Of course, the biggest difference between now and the Birch era is that today’s far-right extremists are operating under an umbrella of protection from a former president who remains the most popular figure to the GOP’s base.
The GOP continues to be in thrall to Donald Trump. The most powerful voices in the party are all-in with radical figures and noxious fables. This political extremism, which continues to thrive in the Republican Party, poses a threat to democracy.
Political parties and their leaders have a special role to play in safeguarding democratic institutions.

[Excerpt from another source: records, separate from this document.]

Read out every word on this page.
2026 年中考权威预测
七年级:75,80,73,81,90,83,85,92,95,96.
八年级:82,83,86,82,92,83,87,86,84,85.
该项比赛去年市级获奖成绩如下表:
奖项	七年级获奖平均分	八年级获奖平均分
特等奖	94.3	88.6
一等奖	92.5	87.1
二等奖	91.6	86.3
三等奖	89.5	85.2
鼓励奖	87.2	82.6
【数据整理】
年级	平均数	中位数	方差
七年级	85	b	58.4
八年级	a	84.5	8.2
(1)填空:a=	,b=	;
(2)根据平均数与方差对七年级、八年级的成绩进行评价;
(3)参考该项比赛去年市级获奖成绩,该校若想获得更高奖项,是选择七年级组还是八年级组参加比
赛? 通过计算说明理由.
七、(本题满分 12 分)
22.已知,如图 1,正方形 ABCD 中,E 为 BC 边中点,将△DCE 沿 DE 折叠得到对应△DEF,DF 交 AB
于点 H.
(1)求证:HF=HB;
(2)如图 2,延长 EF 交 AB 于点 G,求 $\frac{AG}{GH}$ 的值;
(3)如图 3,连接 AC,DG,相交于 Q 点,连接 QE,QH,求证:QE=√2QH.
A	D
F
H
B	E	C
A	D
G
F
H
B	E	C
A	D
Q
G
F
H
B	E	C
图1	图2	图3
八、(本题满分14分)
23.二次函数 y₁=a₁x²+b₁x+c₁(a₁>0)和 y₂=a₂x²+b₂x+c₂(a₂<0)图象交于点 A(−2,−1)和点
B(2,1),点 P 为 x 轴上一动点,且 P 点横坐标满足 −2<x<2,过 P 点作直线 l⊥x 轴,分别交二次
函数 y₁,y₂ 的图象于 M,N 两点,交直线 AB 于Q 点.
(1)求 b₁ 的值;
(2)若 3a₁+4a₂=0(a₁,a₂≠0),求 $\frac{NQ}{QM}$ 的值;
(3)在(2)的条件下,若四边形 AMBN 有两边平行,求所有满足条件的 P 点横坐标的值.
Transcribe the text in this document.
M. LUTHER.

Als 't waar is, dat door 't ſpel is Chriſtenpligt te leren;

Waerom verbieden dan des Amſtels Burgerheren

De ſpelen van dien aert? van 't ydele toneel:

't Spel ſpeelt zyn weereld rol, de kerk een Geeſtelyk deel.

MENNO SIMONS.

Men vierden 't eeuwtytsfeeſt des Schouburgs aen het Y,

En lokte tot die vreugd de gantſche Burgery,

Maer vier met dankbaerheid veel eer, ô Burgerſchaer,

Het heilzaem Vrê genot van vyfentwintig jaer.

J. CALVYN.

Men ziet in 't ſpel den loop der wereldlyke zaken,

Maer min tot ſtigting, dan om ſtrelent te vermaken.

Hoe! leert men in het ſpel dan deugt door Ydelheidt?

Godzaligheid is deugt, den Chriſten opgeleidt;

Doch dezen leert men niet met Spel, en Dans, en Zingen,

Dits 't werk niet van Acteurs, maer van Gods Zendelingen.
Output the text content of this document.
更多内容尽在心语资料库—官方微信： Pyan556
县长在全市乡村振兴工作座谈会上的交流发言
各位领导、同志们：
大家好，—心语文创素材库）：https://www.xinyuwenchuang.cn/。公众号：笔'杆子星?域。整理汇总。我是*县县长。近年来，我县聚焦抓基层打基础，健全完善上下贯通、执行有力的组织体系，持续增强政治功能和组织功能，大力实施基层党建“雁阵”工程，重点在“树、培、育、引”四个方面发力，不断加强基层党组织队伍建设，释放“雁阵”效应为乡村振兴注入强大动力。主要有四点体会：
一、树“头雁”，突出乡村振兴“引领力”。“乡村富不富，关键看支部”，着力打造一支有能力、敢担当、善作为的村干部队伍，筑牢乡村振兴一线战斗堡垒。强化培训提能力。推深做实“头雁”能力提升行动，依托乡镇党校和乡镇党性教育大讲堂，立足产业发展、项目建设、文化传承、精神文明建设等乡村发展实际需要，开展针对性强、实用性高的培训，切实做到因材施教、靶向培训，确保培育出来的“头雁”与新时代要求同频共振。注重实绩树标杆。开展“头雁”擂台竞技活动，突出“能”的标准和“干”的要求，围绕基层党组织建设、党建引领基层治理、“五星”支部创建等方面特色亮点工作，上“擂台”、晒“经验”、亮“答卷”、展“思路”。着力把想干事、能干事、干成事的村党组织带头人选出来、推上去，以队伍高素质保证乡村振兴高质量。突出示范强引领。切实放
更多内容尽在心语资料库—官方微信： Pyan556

Potential demagogues exist in all democracies, and occasionally, one or more of them strike a public chord. But in some democracies, political leaders heed the warning signs and take steps to ensure that authoritarians remain on the fringes, far from the centers of power. When faced with the rise of extremists or demagogues, they make a concerted effort to isolate and defeat them. Although mass responses to extremist appeals matter, what matters more is whether political elites, and especially parties, serve as filters. Put simply, political parties are democracy’s gatekeepers. -- Steven Levitsky and Daniel Ziblatt, How Democracies Die
After the chaos and corruption of the past five years, the sixty days of POTUS's big lie following the election, and the January 6 assault on the Capitol, the leaders of the Republican Party continue to defer to Donald Trump. Their path of least resistance is to evade the truth and suppress all better angels, rather than to take a principled stand for democracy.
A concluding observation from How Democracies Die:
The Republican Party is awash in fear, opportunism, and miscalculation, whereas, political courage is virtually always in short supply (in any party at any time). It is not the coin of the political realm.
Ben Sasse, Liz Cheney, Adam Kinzinger, and a number of other Republicans have rejected the authoritarian turn their party has taken. Instead of drifting away with a whimper, they have taken a stand for our democratic institutions.
These commitments, while representing small steps in a long, uncertain journey, are commendable. They also bring a welcome unity of purpose to Democrats, Republicans, and independents willing to defend democracy.